Corey LaForest-Roys ’18, a psychology major, found the trip helped him to view the whole notion of memorials more critically.
“I hadn’t really considered how things are memorialized and commemorated before. Just seeing different memorials, around campus and elsewhere, makes me think: Why was this built? Who was this built for? Who funded it?”
Natalie Czelusniak ’18, a mathematics major with a minor in statistics, says the Maymester is the most impactful course she has taken in her time at Holy Cross.
“Not only was it because of the extensive history I learned, but also because we were able to be present where the historical events physically occurred. I am Polish and I was so excited to visit the country where my family is from, which made learning the history of what actually took place in Poland that much harder to swallow.”
Outside of coursework and study abroad opportunities, students, faculty and staff can expand their Judaic knowledge through a series of anti-Semitism lectures on campus.
Last semester saw Seth Stephens-Davidowitz, former Google data scientist and author of “Everybody Lies: Big Date, New Data, and What the Internet Can Tell Us About Who We Really Are” (HarperCollins, 2017) presenting on Anti-Semitism on the Web.
Upcoming lectures include The Story of Hebrew on April 16 with Lewis Glinert, professor of Hebrew Studies at Dartmouth College and author of “The Story of Hebrew” (Princeton University Press, 2017); and Jews, Intersectionality and Contemporary Anti-Semitism on April 19 with Katya Gibel Mevorach, professor of anthropology and American studies at Grinnell College and author of “Black, Jewish and Interracial: It’s not the Color of Your Skin but the Race of Your Kin, and Other Myths of Identity” (Duke University Press, 1997).

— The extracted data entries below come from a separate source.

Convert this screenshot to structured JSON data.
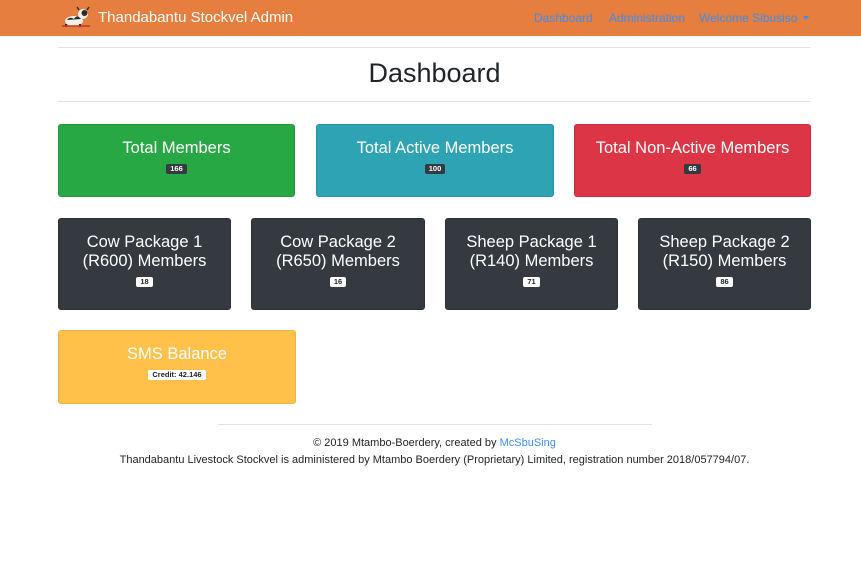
{
  "navbar": {
    "brand": "Thandabantu Stockvel Admin",
    "logo_icon": "cow-logo-icon",
    "links": {
      "dashboard": "Dashboard",
      "administration": "Administration",
      "welcome": "Welcome Sibusiso"
    }
  },
  "page": {
    "title": "Dashboard"
  },
  "summary_cards": [
    {
      "title": "Total Members",
      "count": "166",
      "color": "#28a745"
    },
    {
      "title": "Total Active Members",
      "count": "100",
      "color": "#2ea3b3"
    },
    {
      "title": "Total Non-Active Members",
      "count": "66",
      "color": "#dc3545"
    }
  ],
  "package_cards": [
    {
      "line1": "Cow Package 1",
      "line2": "(R600) Members",
      "count": "18"
    },
    {
      "line1": "Cow Package 2",
      "line2": "(R650) Members",
      "count": "16"
    },
    {
      "line1": "Sheep Package 1",
      "line2": "(R140) Members",
      "count": "71"
    },
    {
      "line1": "Sheep Package 2",
      "line2": "(R150) Members",
      "count": "86"
    }
  ],
  "sms_card": {
    "title": "SMS Balance",
    "credit": "Credit: 42.146",
    "color": "#ffc14a"
  },
  "footer": {
    "copyright": "© 2019 Mtambo-Boerdery, created by ",
    "creator_link": "McSbuSing",
    "notice": "Thandabantu Livestock Stockvel is administered by Mtambo Boerdery (Proprietary) Limited, registration number 2018/057794/07."
  }
}
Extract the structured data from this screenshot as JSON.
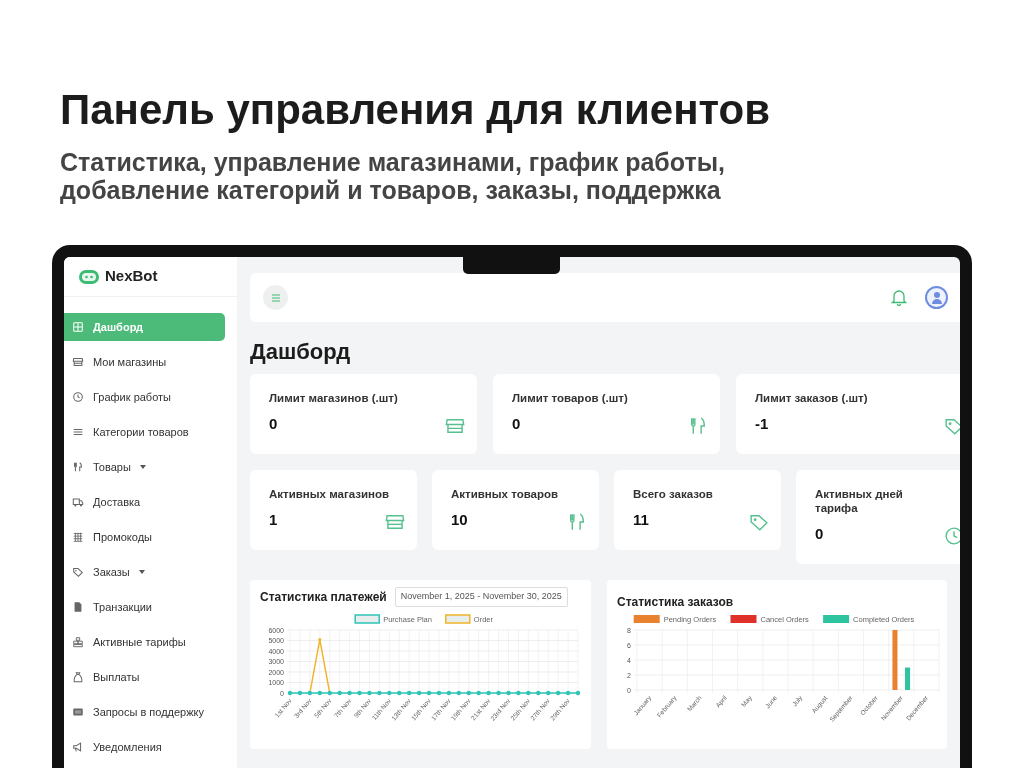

Students like Mairead Forrest ’18, an English major with a minor in medieval and renaissance studies taking Avery-Peck’s Holocaust course, keep an open mind when learning the intricacies of a different religion.
“Every week we read a new book that proposes a new reason for the atrocities that occurred and each week we find ourselves saying, ‘Yes, that’s it. That’s why,’ only to have it turned on its head after reading the next book. There is no one ‘ah-ha!’ reason for the Holocaust.”
For Fulco, learning about the Holocaust has sparked an interest in furthering his knowledge on Judaism as a whole.
“It’s one of the oldest religions in the world, so there’s a lot to go off of. I’m a Catholic, so the Jewish religion is so interesting to me because it all connects so well.”